Focusing on the themes of knowledge/experience, agency, and power, and discussing some pertinent ethical issues such as deception, the narrative of the book moves through a number of performance practices: dance, theatre, music, stage magic, and (perhaps surprisingly) philosophy. These are used as sources for metaphors to think about technology—in particular contemporary devices and machines—and as interfaces to bring in various theories that are not usually employed in philosophy of technology. The result is a sequence of gestures and movements towards a performance-oriented conceptual framework for a thinking about technology which, liberated from the static, vision-centred, and dualistic metaphors offered by traditional philosophy, can do more justice to the phenomenology of our daily embodied, social, kinetic, temporal, and narrative performances with technology, our technoperformances.

This book will appeal to scholars of philosophy of technology and performance studies who are interested in reconceptualizing the roles and impact of modern technology.

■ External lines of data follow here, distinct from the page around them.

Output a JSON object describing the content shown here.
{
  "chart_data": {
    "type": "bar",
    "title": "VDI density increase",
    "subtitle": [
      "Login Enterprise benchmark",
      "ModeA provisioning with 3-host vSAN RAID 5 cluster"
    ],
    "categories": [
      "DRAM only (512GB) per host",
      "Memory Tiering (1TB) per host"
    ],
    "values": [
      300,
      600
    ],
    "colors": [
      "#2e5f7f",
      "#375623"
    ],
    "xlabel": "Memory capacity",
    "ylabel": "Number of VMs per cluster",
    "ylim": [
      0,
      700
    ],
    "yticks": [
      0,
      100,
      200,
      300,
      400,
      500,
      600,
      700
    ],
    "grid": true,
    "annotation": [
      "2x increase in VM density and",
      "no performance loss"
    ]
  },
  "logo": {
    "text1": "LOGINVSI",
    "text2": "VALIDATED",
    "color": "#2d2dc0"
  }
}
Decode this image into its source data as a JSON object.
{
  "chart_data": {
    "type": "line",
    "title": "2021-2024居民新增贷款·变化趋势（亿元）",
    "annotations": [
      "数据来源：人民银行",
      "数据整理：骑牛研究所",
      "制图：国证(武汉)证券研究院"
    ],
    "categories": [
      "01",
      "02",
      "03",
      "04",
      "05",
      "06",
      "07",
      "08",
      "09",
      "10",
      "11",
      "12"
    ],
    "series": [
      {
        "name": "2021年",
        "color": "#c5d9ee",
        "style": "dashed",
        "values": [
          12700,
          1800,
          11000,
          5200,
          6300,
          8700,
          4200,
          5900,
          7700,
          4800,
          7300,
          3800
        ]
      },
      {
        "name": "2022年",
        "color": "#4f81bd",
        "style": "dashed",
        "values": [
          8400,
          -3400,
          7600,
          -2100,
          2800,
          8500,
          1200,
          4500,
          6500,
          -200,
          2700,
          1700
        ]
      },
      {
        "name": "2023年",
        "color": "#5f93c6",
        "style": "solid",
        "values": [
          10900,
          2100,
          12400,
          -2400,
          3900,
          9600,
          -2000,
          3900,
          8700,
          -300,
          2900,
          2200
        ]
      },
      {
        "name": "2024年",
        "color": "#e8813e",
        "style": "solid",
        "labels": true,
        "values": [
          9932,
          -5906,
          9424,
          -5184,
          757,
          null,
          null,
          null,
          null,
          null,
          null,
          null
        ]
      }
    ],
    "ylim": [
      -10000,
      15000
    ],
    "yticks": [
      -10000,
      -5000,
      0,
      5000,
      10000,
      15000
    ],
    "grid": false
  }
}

Mark Coeckelbergh is Full Professor of Philosophy (Philosophy of Media and Technology) at the University of Vienna and part-time Professor of Technology and Social Responsibility at De Montfort University, UK. He is President of the Society for Philosophy and Technology, member of the High Level Expert Group on Artificial Intelligence of the European Commission, and member of the Robotics Council that advises the Austrian Federal Transport, Innovation, and Technology administration. He also contributes to ethics work of IEEE and the Foundation for Responsible Robotics.

An experienced book writer and researcher, he is the author of 9 monographs, including Growing Moral Relations (2012), Human Being @ Risk (2013), Environmental Skill (Routledge, 2015), Money Machines (2015), New Romantic Cyborgs (2017), and Using Words and Things (Routledge, 2017).